Une femme vêtue d’une longue robe à motifs chamarrés entre sur scène, un bol chantant tibétain à la main. Avec des gestes précautionneux, elle tourne le maillet autour du bol pour lui arracher un cri, qui résonne dans la salle, suspendu et mystique. Lorsqu’un homme la rejoint et se contorsionne autour d’elle dans un mélange de pâmoison et de brusquerie, la métaphore transparait alors : femme-appât au centre d’un tout, femme-démiurge qui agit sur les éléments, leur offrant un équilibre et un chant.
Avant-dernière création de l’inénarrable Pina Bausch et ultime pièce à avoir été dansée sur les planches du Théâtre de la Ville du vivant de la chorégraphe, Sweet Mambo (2008) est de retour au sein de l’institution avec le Tanztheater Wuppertal, dont le chorégraphe français Boris Charmatz a récemment pris la tête. Si son titre évoque la douceur d’une danse, la pièce s’attache pourtant à révéler les fulgurances des rapports entre hommes et femmes : les permissions de l’homme sur le corps de la femme, mais surtout son empire toujours frustré, tenu en échec par une féminité insaisissable.
Dans Sweet Mambo, les hommes papillonnent autour des corps féminins, les touchent et les violentent, comme lorsqu’une succession d’hommes promène une femme à travers la salle en la tirant par la crinière de ses cheveux. Mais on ne sait jamais qui est le véritable objet de ce jeu réciproque : lorsqu’une femme est manipulée par un homme qui tire les bretelles de sa robe comme sur les ficelles d’un pantin, et que l’on voit sa silhouette recroquevillée derrière elle accompagner tous ses mouvements, on se demande qui se soumet à l’autre. Extrêmement à propos dans le contexte actuel, l’enjeu de Sweet Mambo est aussi actualisé par la prise de rôle d’une danseuse transsexuelle, Naomi Brito.
Sweet Mambo n’est pourtant pas la pièce la plus inspirée de Pina Bausch. La mise en scène, assez élémentaire, s’appuie sur de nombreuses illustrations vidéo (extraits de films en arrière-plan ou fond animé) qui ont parfois mal vieilli. Lorsqu’une danseuse apparait sur un habillage de scène fait d’une vidéo de champ où volètent des fétus d’herbe, on ne peut que penser aux œillets de Nelken et rester sur notre faim. Les grands voiles blancs qui drapent la scène lui confèrent l’aspect mortuaire d’un linceul, tristement prémonitoire. Surtout, si certaines saynètes de Sweet Mambo portent cette puissance indicible qui caractérisent la plupart des pièces de Pina Bausch, d’autres sont moins marquantes.

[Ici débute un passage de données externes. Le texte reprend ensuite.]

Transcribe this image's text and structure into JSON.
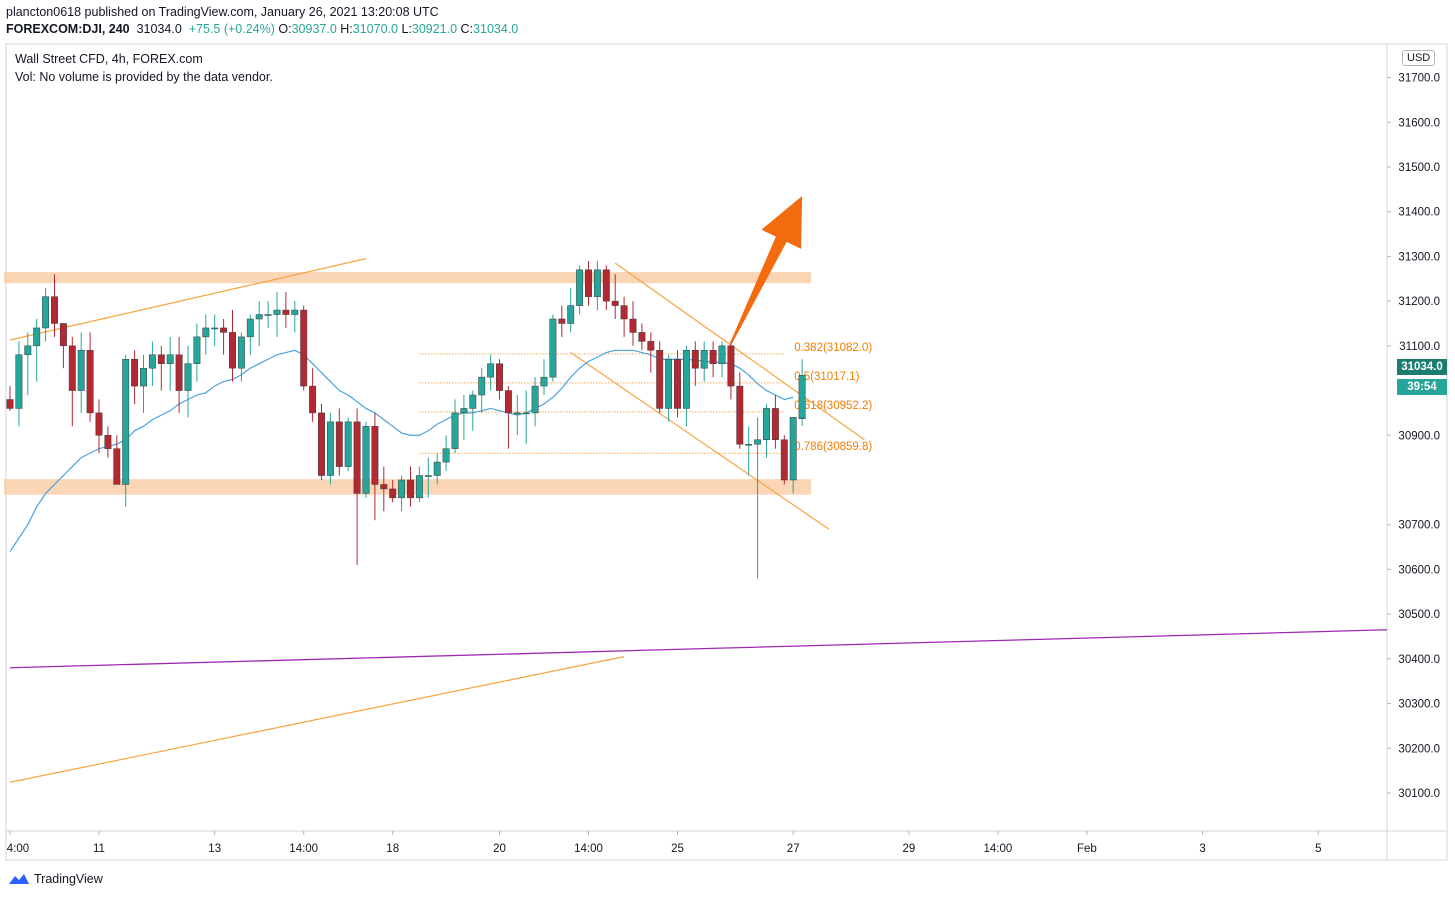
{
  "header": {
    "line1": "plancton0618 published on TradingView.com, January 26, 2021 13:20:08 UTC",
    "symbol": "FOREXCOM:DJI, 240",
    "last": "31034.0",
    "change": "+75.5 (+0.24%)",
    "o_key": "O:",
    "o_val": "30937.0",
    "h_key": "H:",
    "h_val": "31070.0",
    "l_key": "L:",
    "l_val": "30921.0",
    "c_key": "C:",
    "c_val": "31034.0"
  },
  "overlay": {
    "title": "Wall Street CFD, 4h, FOREX.com",
    "volume_note": "Vol: No volume is provided by the data vendor."
  },
  "price_axis": {
    "currency_badge": "USD",
    "current_price_label": "31034.0",
    "countdown_label": "39:54"
  },
  "footer": {
    "brand": "TradingView"
  },
  "colors": {
    "up": "#26a69a",
    "down": "#b22833",
    "ma": "#4aa3df",
    "fib": "#f57c00",
    "trend": "#f7a440",
    "zone": "#f9c89d",
    "purple": "#9c27b0",
    "arrow": "#f26b0f"
  },
  "chart_data": {
    "type": "candlestick",
    "title": "Wall Street CFD, 4h, FOREX.com",
    "ylim": [
      30015,
      31775
    ],
    "y_ticks": [
      30100,
      30200,
      30300,
      30400,
      30500,
      30600,
      30700,
      30800,
      30900,
      31000,
      31100,
      31200,
      31300,
      31400,
      31500,
      31600,
      31700
    ],
    "y_tick_labels": [
      "30100.0",
      "30200.0",
      "30300.0",
      "30400.0",
      "30500.0",
      "30600.0",
      "30700.0",
      "",
      "30900.0",
      "",
      "31100.0",
      "31200.0",
      "31300.0",
      "31400.0",
      "31500.0",
      "31600.0",
      "31700.0"
    ],
    "x_tick_labels": [
      {
        "i": 0,
        "label": "4:00"
      },
      {
        "i": 10,
        "label": "11"
      },
      {
        "i": 23,
        "label": "13"
      },
      {
        "i": 33,
        "label": "14:00"
      },
      {
        "i": 43,
        "label": "18"
      },
      {
        "i": 55,
        "label": "20"
      },
      {
        "i": 65,
        "label": "14:00"
      },
      {
        "i": 75,
        "label": "25"
      },
      {
        "i": 88,
        "label": "27"
      },
      {
        "i": 101,
        "label": "29"
      },
      {
        "i": 111,
        "label": "14:00"
      },
      {
        "i": 121,
        "label": "Feb"
      },
      {
        "i": 134,
        "label": "3"
      },
      {
        "i": 147,
        "label": "5"
      }
    ],
    "candles": [
      [
        30980,
        31010,
        30955,
        30960
      ],
      [
        30960,
        31110,
        30920,
        31080
      ],
      [
        31080,
        31130,
        30990,
        31100
      ],
      [
        31100,
        31160,
        31020,
        31140
      ],
      [
        31140,
        31230,
        31110,
        31210
      ],
      [
        31210,
        31260,
        31120,
        31150
      ],
      [
        31150,
        31150,
        31050,
        31100
      ],
      [
        31100,
        31120,
        30920,
        31000
      ],
      [
        31000,
        31130,
        30950,
        31090
      ],
      [
        31090,
        31130,
        30930,
        30950
      ],
      [
        30950,
        30980,
        30860,
        30900
      ],
      [
        30900,
        30920,
        30850,
        30870
      ],
      [
        30870,
        30900,
        30790,
        30790
      ],
      [
        30790,
        31080,
        30740,
        31070
      ],
      [
        31070,
        31090,
        30970,
        31010
      ],
      [
        31010,
        31080,
        30950,
        31050
      ],
      [
        31050,
        31110,
        31010,
        31080
      ],
      [
        31080,
        31100,
        31000,
        31060
      ],
      [
        31060,
        31120,
        31000,
        31080
      ],
      [
        31080,
        31120,
        30950,
        31000
      ],
      [
        31000,
        31100,
        30940,
        31060
      ],
      [
        31060,
        31150,
        31020,
        31120
      ],
      [
        31120,
        31170,
        31080,
        31140
      ],
      [
        31140,
        31170,
        31100,
        31140
      ],
      [
        31140,
        31160,
        31080,
        31130
      ],
      [
        31130,
        31180,
        31020,
        31050
      ],
      [
        31050,
        31130,
        31020,
        31120
      ],
      [
        31120,
        31170,
        31080,
        31160
      ],
      [
        31160,
        31200,
        31100,
        31170
      ],
      [
        31170,
        31200,
        31140,
        31170
      ],
      [
        31170,
        31220,
        31120,
        31180
      ],
      [
        31180,
        31220,
        31140,
        31170
      ],
      [
        31170,
        31200,
        31130,
        31180
      ],
      [
        31180,
        31190,
        31000,
        31010
      ],
      [
        31010,
        31050,
        30930,
        30950
      ],
      [
        30950,
        30970,
        30800,
        30810
      ],
      [
        30810,
        30950,
        30790,
        30930
      ],
      [
        30930,
        30960,
        30810,
        30830
      ],
      [
        30830,
        30940,
        30820,
        30930
      ],
      [
        30930,
        30960,
        30610,
        30770
      ],
      [
        30770,
        30930,
        30760,
        30920
      ],
      [
        30920,
        30950,
        30710,
        30790
      ],
      [
        30790,
        30830,
        30730,
        30780
      ],
      [
        30780,
        30800,
        30750,
        30760
      ],
      [
        30760,
        30810,
        30730,
        30800
      ],
      [
        30800,
        30830,
        30740,
        30760
      ],
      [
        30760,
        30830,
        30750,
        30810
      ],
      [
        30810,
        30850,
        30760,
        30810
      ],
      [
        30810,
        30860,
        30790,
        30840
      ],
      [
        30840,
        30900,
        30820,
        30870
      ],
      [
        30870,
        30980,
        30860,
        30950
      ],
      [
        30950,
        30990,
        30890,
        30960
      ],
      [
        30960,
        31000,
        30910,
        30990
      ],
      [
        30990,
        31050,
        30950,
        31030
      ],
      [
        31030,
        31080,
        31000,
        31060
      ],
      [
        31060,
        31070,
        30980,
        31000
      ],
      [
        31000,
        31010,
        30870,
        30950
      ],
      [
        30950,
        30990,
        30900,
        30950
      ],
      [
        30950,
        31000,
        30880,
        30950
      ],
      [
        30950,
        31030,
        30920,
        31010
      ],
      [
        31010,
        31070,
        30990,
        31030
      ],
      [
        31030,
        31170,
        31020,
        31160
      ],
      [
        31160,
        31190,
        31120,
        31150
      ],
      [
        31150,
        31230,
        31130,
        31190
      ],
      [
        31190,
        31280,
        31170,
        31270
      ],
      [
        31270,
        31290,
        31190,
        31210
      ],
      [
        31210,
        31290,
        31180,
        31270
      ],
      [
        31270,
        31280,
        31180,
        31200
      ],
      [
        31200,
        31260,
        31160,
        31190
      ],
      [
        31190,
        31210,
        31120,
        31160
      ],
      [
        31160,
        31200,
        31100,
        31130
      ],
      [
        31130,
        31150,
        31090,
        31110
      ],
      [
        31110,
        31130,
        31040,
        31090
      ],
      [
        31090,
        31110,
        30950,
        30960
      ],
      [
        30960,
        31080,
        30930,
        31070
      ],
      [
        31070,
        31090,
        30940,
        30960
      ],
      [
        30960,
        31100,
        30920,
        31090
      ],
      [
        31090,
        31110,
        31010,
        31050
      ],
      [
        31050,
        31110,
        31020,
        31090
      ],
      [
        31090,
        31110,
        31030,
        31060
      ],
      [
        31060,
        31110,
        31030,
        31100
      ],
      [
        31100,
        31110,
        30980,
        31010
      ],
      [
        31010,
        31040,
        30870,
        30880
      ],
      [
        30880,
        30920,
        30810,
        30880
      ],
      [
        30880,
        30940,
        30580,
        30890
      ],
      [
        30890,
        30970,
        30850,
        30960
      ],
      [
        30960,
        30990,
        30870,
        30890
      ],
      [
        30890,
        30900,
        30790,
        30800
      ],
      [
        30800,
        30940,
        30770,
        30940
      ],
      [
        30937,
        31070,
        30921,
        31034
      ]
    ],
    "moving_average": [
      30640,
      30670,
      30700,
      30740,
      30770,
      30790,
      30810,
      30830,
      30850,
      30860,
      30870,
      30875,
      30880,
      30890,
      30910,
      30920,
      30935,
      30945,
      30955,
      30970,
      30980,
      30990,
      30995,
      31010,
      31020,
      31025,
      31035,
      31050,
      31060,
      31070,
      31080,
      31085,
      31090,
      31080,
      31060,
      31040,
      31020,
      31000,
      30990,
      30975,
      30960,
      30950,
      30935,
      30920,
      30905,
      30900,
      30900,
      30910,
      30925,
      30935,
      30945,
      30950,
      30950,
      30955,
      30960,
      30955,
      30950,
      30945,
      30950,
      30960,
      30970,
      30985,
      31005,
      31030,
      31050,
      31065,
      31075,
      31085,
      31090,
      31090,
      31090,
      31085,
      31080,
      31070,
      31070,
      31070,
      31070,
      31068,
      31066,
      31063,
      31063,
      31060,
      31050,
      31035,
      31015,
      31000,
      30990,
      30980,
      30985
    ],
    "fib_levels": [
      {
        "ratio": "0.382",
        "price": 31082.0,
        "label": "0.382(31082.0)"
      },
      {
        "ratio": "0.5",
        "price": 31017.1,
        "label": "0.5(31017.1)"
      },
      {
        "ratio": "0.618",
        "price": 30952.2,
        "label": "0.618(30952.2)"
      },
      {
        "ratio": "0.786",
        "price": 30859.8,
        "label": "0.786(30859.8)"
      }
    ],
    "zones": [
      {
        "from_i": 0,
        "to_i": 90,
        "low": 31240,
        "high": 31265
      },
      {
        "from_i": 0,
        "to_i": 90,
        "low": 30767,
        "high": 30802
      }
    ],
    "lines": [
      {
        "name": "upper-trend",
        "p1": [
          0,
          31113
        ],
        "p2": [
          40,
          31295
        ]
      },
      {
        "name": "lower-trend",
        "p1": [
          0,
          30124
        ],
        "p2": [
          69,
          30405
        ]
      },
      {
        "name": "channel-top",
        "p1": [
          68,
          31285
        ],
        "p2": [
          96,
          30890
        ]
      },
      {
        "name": "channel-bottom",
        "p1": [
          63,
          31085
        ],
        "p2": [
          92,
          30690
        ]
      },
      {
        "name": "support-line",
        "p1": [
          0,
          30380
        ],
        "p2": [
          163,
          30465
        ]
      }
    ],
    "arrow": {
      "from": [
        81,
        31105
      ],
      "to": [
        89,
        31435
      ]
    }
  }
}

Il faut dire que la pièce se heurte à la question, qui n’en finit pas de se poser depuis dix ans, de sa transmission. Sweet Mambo associe désormais deux générations de danseurs, avec des anciens interprètes de Pina Bausch et de nouveaux, eux-mêmes dirigés par Boris Charmatz, un chorégraphe au langage bien éloigné de celui de la fondatrice de la compagnie... Les immortelles danseuses de Pina Bausch (telles que Julie Shanahan, Nazareth Panadero, Julie Anne Stanzak, Héléna Pikon, Aida Vainieri), dont la présence en scène capte toute l’attention, d’autant plus que les rôles leur collent parfois à la peau (qui pourra un jour remplacer l’accent espagnol clownesque d’une Nazareth Panadero ?), commencent pourtant à avoir du mal à incarner des bimbos aux corps sensuels désirés par des garçons. La nouvelle génération quant à elle peine à trouver sa place aux côtés d’incarnations aussi fortes.

Lorsque Julie Shanahan, dans une scène déchirante, se lance dans une course éperdue pour rejoindre un fantôme à l’autre bout de la scène, et se fracasse à de multiples reprises sur les corps de deux hommes qui l’entravent, on frissonne – oui – et on se demande si cette apparition sera emportée pour toujours.